The noted tango composer and pianist Osvaldo Pugliese was a great fan of Astor, and vice versa, although their styles of tango were markedly dissimilar. In his book Astor Piazzolla: A Memoir (compiled from interviews by Natalio Gorin), Astor writes “I wrote a special arrangement of my ‘Adiós Nonino,’ and Osvaldo looked clueless — he couldn’t play a note. Later I tried to play [Osvaldo’s] ‘La Yumba’ his way and I couldn’t. I felt bad, as if I’d dirtied his music…”
There was a further quite special moment earlier in Astor’s life, when he met another tango revolutionary, Carlos Gardel. Generally regarded as the greatest singer of tango ever, “Charley”, as Astor called him, was an international recording and film star when he met the thirteen year-old Astor Piazzolla in New York City, where Astor and his parents Vicente and Asunta were living. Vicente had taken his family from Argentina to New York in 1924 (when Astor was three) in order to find work, and they lived on the Lower East Side (ironically, near Astor Place) for many years.
Astor was a scruffy kid with a limp caused by an accident of birth in one foot, which required surgeries throughout his childhood. He walked funny, he was little, and he talked funny with an Argentine accent. He got into a lot of fights.
Astor began playing the bandoneón in New York at his father Vicente’s insistence, and as a thirteen year-old in 1934, ever alert to job possibilities, he got work as an errand boy on the set of El día que me quieras. This was one of Carlos Gardel’s several musical comedies that were filmed at Paramount’s Astoria, New York studios. Within a few days, Astor and the great Charley became pals.
Astor told Charley that he played bandoneón. As a result, the singer and his musicians tutored Astor on his instrument, and indeed Astor accompanied Charley on a couple of occasions at the Campoamor Theater on Fifth Avenue in Manhattan. Charley thought so well of Astor that he gave the boy a bit part in El día que me quieras. Gratefully, Vicente Piazzolla, an amateur wood carver, made a small carving of an Argentine gaucho with a guitar, which Astor delivered to Charley.
Charley was killed in a fiery airplane accident in Colombia on June 24, 1935. Many years later, Astor received a message from his very first bandoneón teacher, Andrés D’Aquila, who still lived in New York.
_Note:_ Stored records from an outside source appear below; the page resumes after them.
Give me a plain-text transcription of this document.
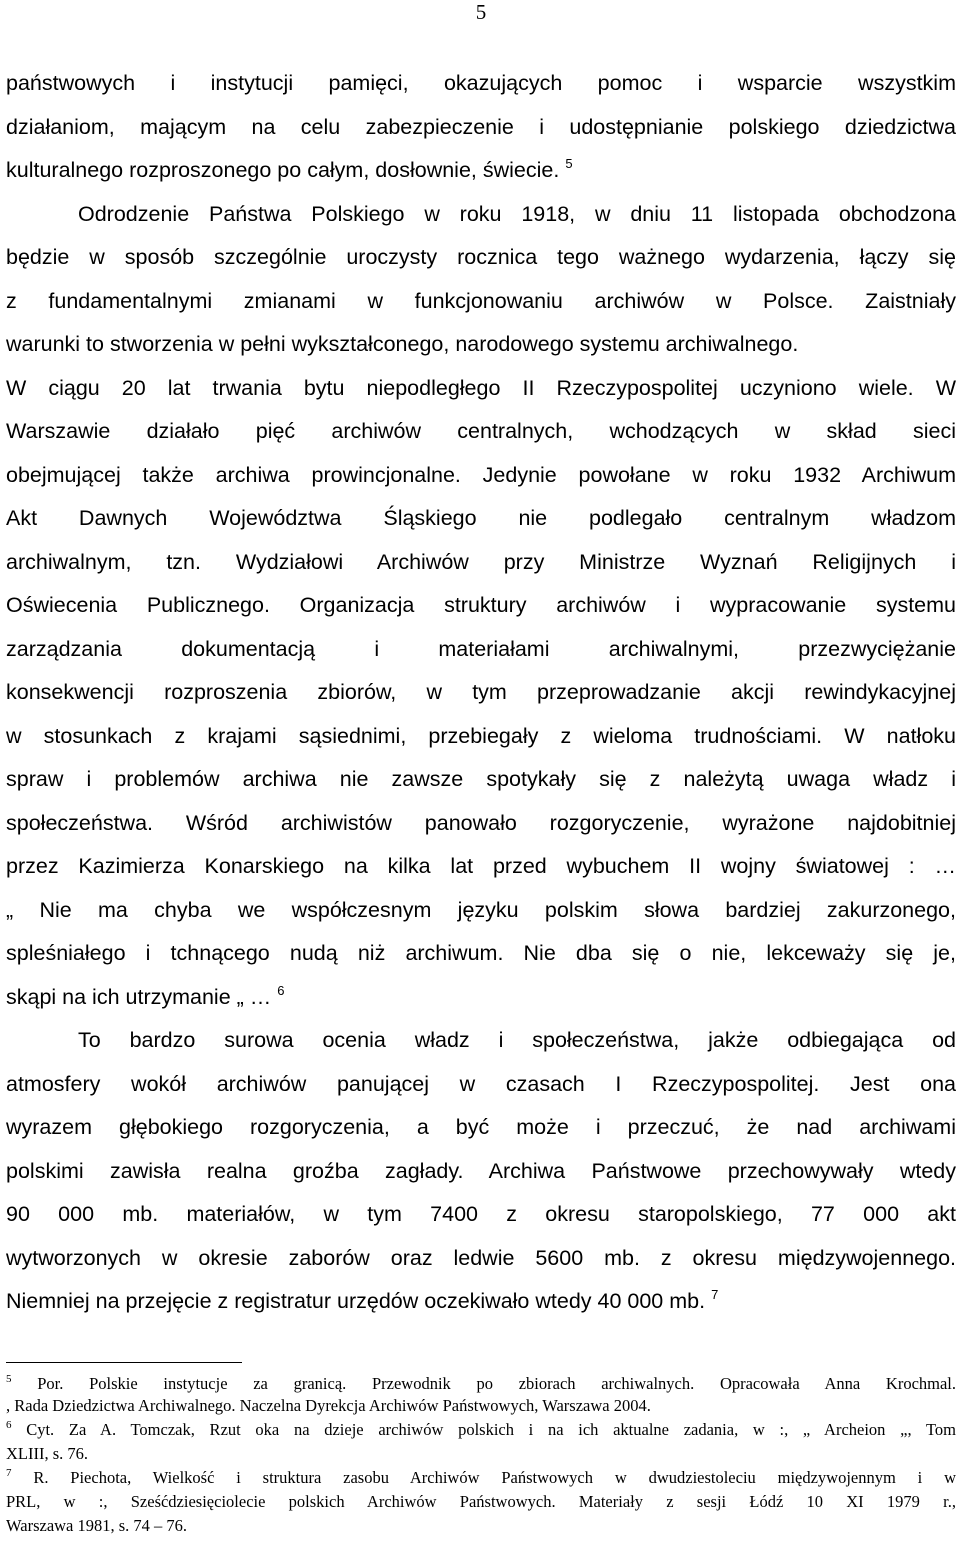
5
państwowych i instytucji pamięci, okazujących pomoc i wsparcie wszystkim
działaniom, mającym na celu zabezpieczenie i udostępnianie polskiego dziedzictwa
kulturalnego rozproszonego po całym, dosłownie, świecie. $^5$
Odrodzenie Państwa Polskiego w roku 1918, w dniu 11 listopada obchodzona
będzie w sposób szczególnie uroczysty rocznica tego ważnego wydarzenia, łączy się
z fundamentalnymi zmianami w funkcjonowaniu archiwów w Polsce. Zaistniały
warunki to stworzenia w pełni wykształconego, narodowego systemu archiwalnego.
W ciągu 20 lat trwania bytu niepodległego II Rzeczypospolitej uczyniono wiele. W
Warszawie działało pięć archiwów centralnych, wchodzących w skład sieci
obejmującej także archiwa prowincjonalne. Jedynie powołane w roku 1932 Archiwum
Akt Dawnych Województwa Śląskiego nie podlegało centralnym władzom
archiwalnym, tzn. Wydziałowi Archiwów przy Ministrze Wyznań Religijnych i
Oświecenia Publicznego. Organizacja struktury archiwów i wypracowanie systemu
zarządzania dokumentacją i materiałami archiwalnymi, przezwyciężanie
konsekwencji rozproszenia zbiorów, w tym przeprowadzanie akcji rewindykacyjnej
w stosunkach z krajami sąsiednimi, przebiegały z wieloma trudnościami. W natłoku
spraw i problemów archiwa nie zawsze spotykały się z należytą uwaga władz i
społeczeństwa. Wśród archiwistów panowało rozgoryczenie, wyrażone najdobitniej
przez Kazimierza Konarskiego na kilka lat przed wybuchem II wojny światowej : …
„ Nie ma chyba we współczesnym języku polskim słowa bardziej zakurzonego,
spleśniałego i tchnącego nudą niż archiwum. Nie dba się o nie, lekceważy się je,
skąpi na ich utrzymanie „ … $^6$
To bardzo surowa ocenia władz i społeczeństwa, jakże odbiegająca od
atmosfery wokół archiwów panującej w czasach I Rzeczypospolitej. Jest ona
wyrazem głębokiego rozgoryczenia, a być może i przeczuć, że nad archiwami
polskimi zawisła realna groźba zagłady. Archiwa Państwowe przechowywały wtedy
90 000 mb. materiałów, w tym 7400 z okresu staropolskiego, 77 000 akt
wytworzonych w okresie zaborów oraz ledwie 5600 mb. z okresu międzywojennego.
Niemniej na przejęcie z registratur urzędów oczekiwało wtedy 40 000 mb. $^7$
$^5$ Por. Polskie instytucje za granicą. Przewodnik po zbiorach archiwalnych. Opracowała Anna Krochmal.
, Rada Dziedzictwa Archiwalnego. Naczelna Dyrekcja Archiwów Państwowych, Warszawa 2004.
$^6$ Cyt. Za A. Tomczak, Rzut oka na dzieje archiwów polskich i na ich aktualne zadania, w :, „ Archeion „, Tom
XLIII, s. 76.
$^7$ R. Piechota, Wielkość i struktura zasobu Archiwów Państwowych w dwudziestoleciu międzywojennym i w
PRL, w :, Sześćdziesięciolecie polskich Archiwów Państwowych. Materiały z sesji Łódź 10 XI 1979 r.,
Warszawa 1981, s. 74 – 76.
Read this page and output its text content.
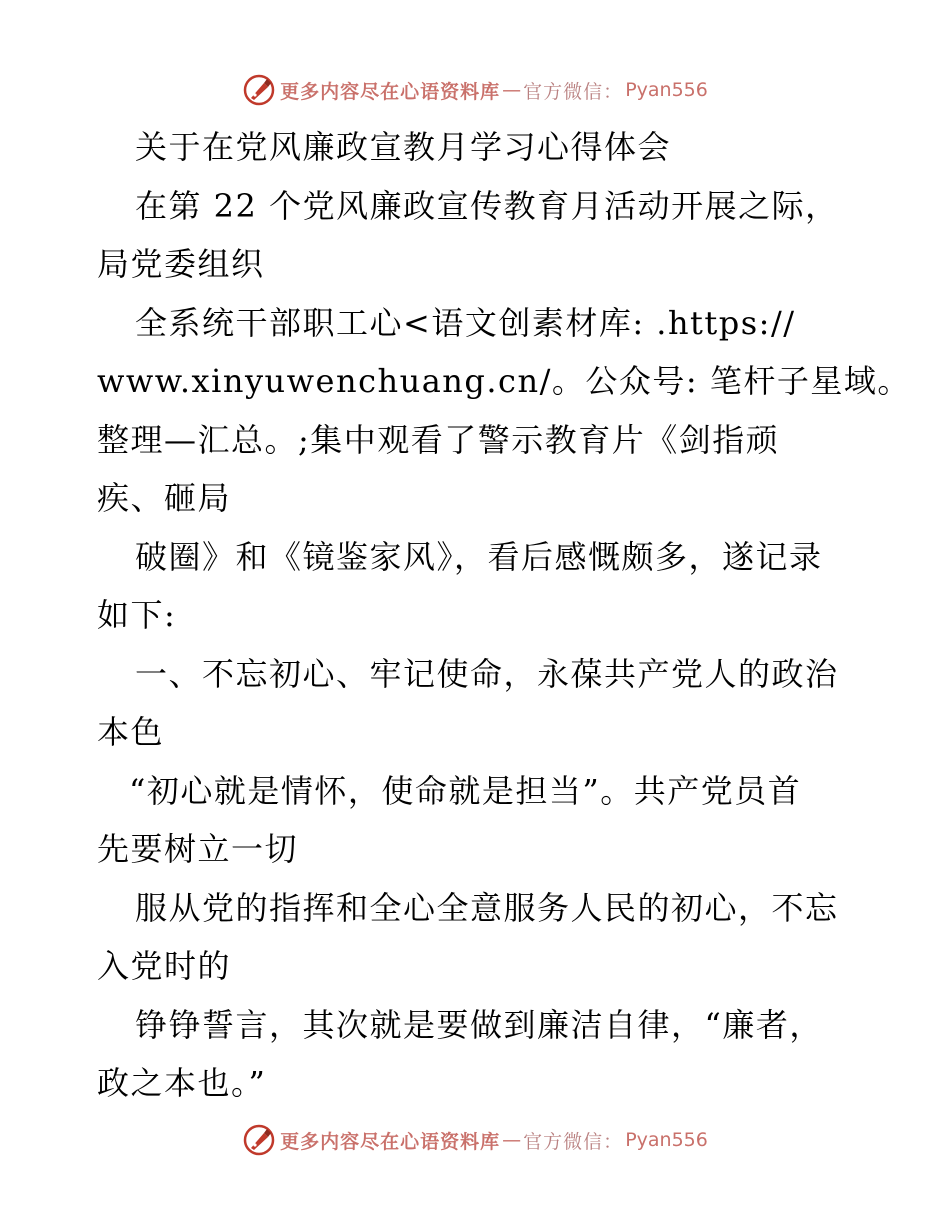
更多内容尽在心语资料库 — 官方微信： Pyan556
关于在党风廉政宣教月学习心得体会
在第 22 个党风廉政宣传教育月活动开展之际，
局党委组织
全系统干部职工心<语文创素材库: .https://
www.xinyuwenchuang.cn/。公众号: 笔杆子星域。
整理—汇总。;集中观看了警示教育片《剑指顽
疾、砸局
破圈》和《镜鉴家风》，看后感慨颇多，遂记录
如下:
一、不忘初心、牢记使命，永葆共产党人的政治
本色
“初心就是情怀，使命就是担当”。共产党员首
先要树立一切
服从党的指挥和全心全意服务人民的初心，不忘
入党时的
铮铮誓言，其次就是要做到廉洁自律，“廉者，
政之本也。”
更多内容尽在心语资料库 — 官方微信： Pyan556
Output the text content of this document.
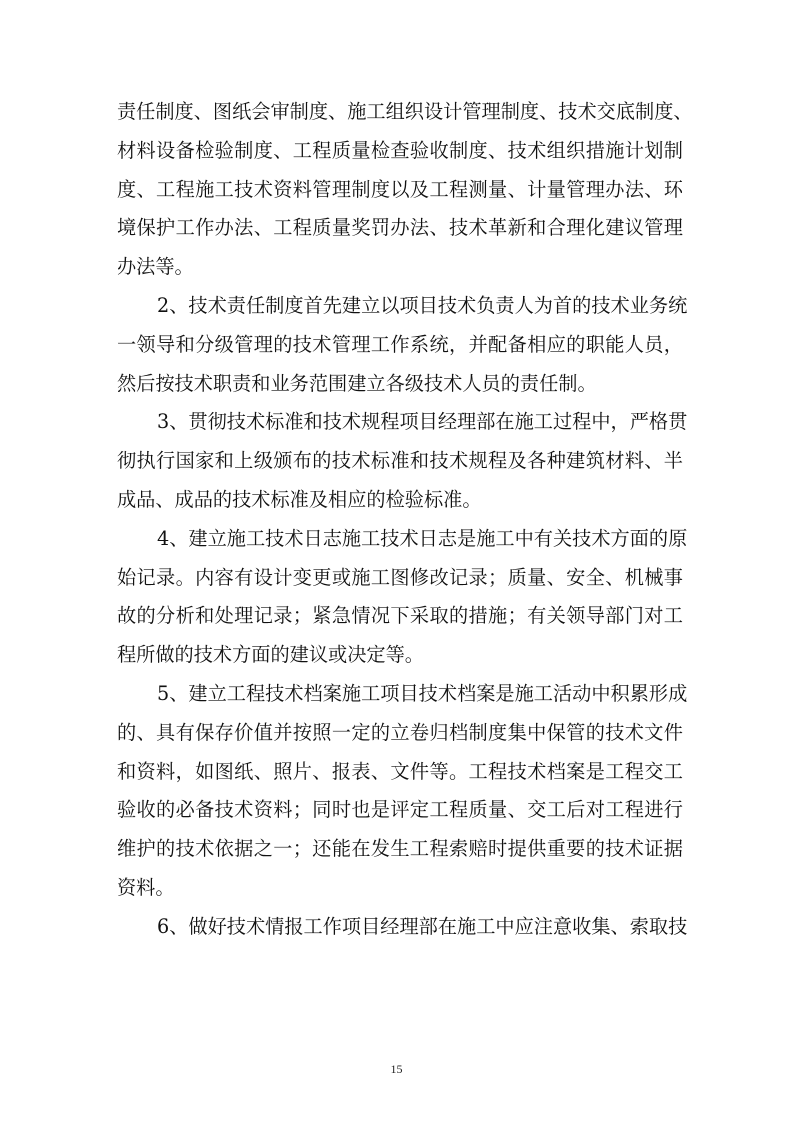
责任制度、图纸会审制度、施工组织设计管理制度、技术交底制度、
材料设备检验制度、工程质量检查验收制度、技术组织措施计划制
度、工程施工技术资料管理制度以及工程测量、计量管理办法、环
境保护工作办法、工程质量奖罚办法、技术革新和合理化建议管理
办法等。
2、技术责任制度首先建立以项目技术负责人为首的技术业务统
一领导和分级管理的技术管理工作系统，并配备相应的职能人员，
然后按技术职责和业务范围建立各级技术人员的责任制。
3、贯彻技术标准和技术规程项目经理部在施工过程中，严格贯
彻执行国家和上级颁布的技术标准和技术规程及各种建筑材料、半
成品、成品的技术标准及相应的检验标准。
4、建立施工技术日志施工技术日志是施工中有关技术方面的原
始记录。内容有设计变更或施工图修改记录；质量、安全、机械事
故的分析和处理记录；紧急情况下采取的措施；有关领导部门对工
程所做的技术方面的建议或决定等。
5、建立工程技术档案施工项目技术档案是施工活动中积累形成
的、具有保存价值并按照一定的立卷归档制度集中保管的技术文件
和资料，如图纸、照片、报表、文件等。工程技术档案是工程交工
验收的必备技术资料；同时也是评定工程质量、交工后对工程进行
维护的技术依据之一；还能在发生工程索赔时提供重要的技术证据
资料。
6、做好技术情报工作项目经理部在施工中应注意收集、索取技
15
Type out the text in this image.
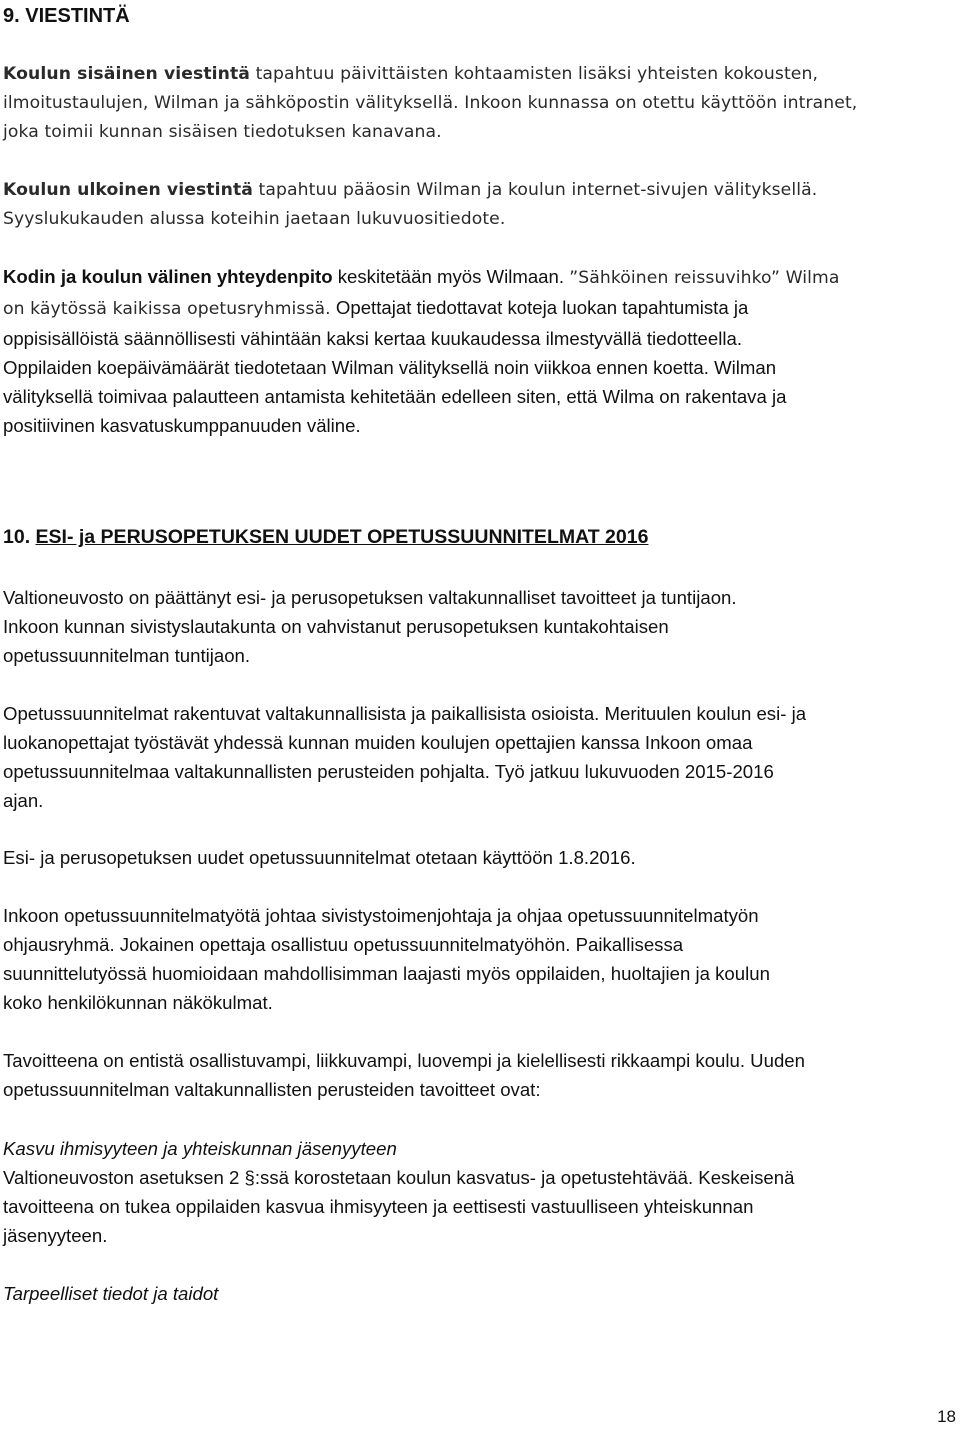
9. VIESTINTÄ
Koulun sisäinen viestintä tapahtuu päivittäisten kohtaamisten lisäksi yhteisten kokousten,
ilmoitustaulujen, Wilman ja sähköpostin välityksellä. Inkoon kunnassa on otettu käyttöön intranet,
joka toimii kunnan sisäisen tiedotuksen kanavana.
Koulun ulkoinen viestintä tapahtuu pääosin Wilman ja koulun internet-sivujen välityksellä.
Syyslukukauden alussa koteihin jaetaan lukuvuositiedote.
Kodin ja koulun välinen yhteydenpito keskitetään myös Wilmaan. ”Sähköinen reissuvihko” Wilma
on käytössä kaikissa opetusryhmissä. Opettajat tiedottavat koteja luokan tapahtumista ja
oppisisällöistä säännöllisesti vähintään kaksi kertaa kuukaudessa ilmestyvällä tiedotteella.
Oppilaiden koepäivämäärät tiedotetaan Wilman välityksellä noin viikkoa ennen koetta. Wilman
välityksellä toimivaa palautteen antamista kehitetään edelleen siten, että Wilma on rakentava ja
positiivinen kasvatuskumppanuuden väline.
10. ESI- ja PERUSOPETUKSEN UUDET OPETUSSUUNNITELMAT 2016
Valtioneuvosto on päättänyt esi- ja perusopetuksen valtakunnalliset tavoitteet ja tuntijaon.
Inkoon kunnan sivistyslautakunta on vahvistanut perusopetuksen kuntakohtaisen
opetussuunnitelman tuntijaon.
Opetussuunnitelmat rakentuvat valtakunnallisista ja paikallisista osioista. Merituulen koulun esi- ja
luokanopettajat työstävät yhdessä kunnan muiden koulujen opettajien kanssa Inkoon omaa
opetussuunnitelmaa valtakunnallisten perusteiden pohjalta. Työ jatkuu lukuvuoden 2015-2016
ajan.
Esi- ja perusopetuksen uudet opetussuunnitelmat otetaan käyttöön 1.8.2016.
Inkoon opetussuunnitelmatyötä johtaa sivistystoimenjohtaja ja ohjaa opetussuunnitelmatyön
ohjausryhmä. Jokainen opettaja osallistuu opetussuunnitelmatyöhön. Paikallisessa
suunnittelutyössä huomioidaan mahdollisimman laajasti myös oppilaiden, huoltajien ja koulun
koko henkilökunnan näkökulmat.
Tavoitteena on entistä osallistuvampi, liikkuvampi, luovempi ja kielellisesti rikkaampi koulu. Uuden
opetussuunnitelman valtakunnallisten perusteiden tavoitteet ovat:
Kasvu ihmisyyteen ja yhteiskunnan jäsenyyteen
Valtioneuvoston asetuksen 2 §:ssä korostetaan koulun kasvatus- ja opetustehtävää. Keskeisenä
tavoitteena on tukea oppilaiden kasvua ihmisyyteen ja eettisesti vastuulliseen yhteiskunnan
jäsenyyteen.
Tarpeelliset tiedot ja taidot
18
Andrés had been passing by a pawnshop in Manhattan and had spotted a small wood carving of a gaucho with a guitar in the window. Curious, he looked at it more carefully and saw the name “Vicente Piazzolla” carved into its base. The carving itself was charred in many places, the evidence that it had been in a fire. Next to the figure was a hand-lettered sign that read “This belonged to an Argentine tango singer.”
Andrés went into the shop, to buy the gaucho for Astor. But the price was $20.00, money that Andrés did not have on him that day. The shop owner agreed to hold the carving overnight. But when Andrés came back the next day, the gaucho was gone, sold.
In his memoir, Astor writes, “I never lost hope that I would find [the carving] and that whoever has it some day would call me.” That never happened, and among the gifts offered by a fan to a performer, that gaucho carving, wherever it is, surely conveys a far more personal artistic affection — equally to the young prodigy who delivered it and his mentor the immortal star who died with it — than almost any such gift ever could provide.
Terence Clarke’s recently completed screenplay Astor & Charley is based on these events. This piece appeared originally in Huffington Post.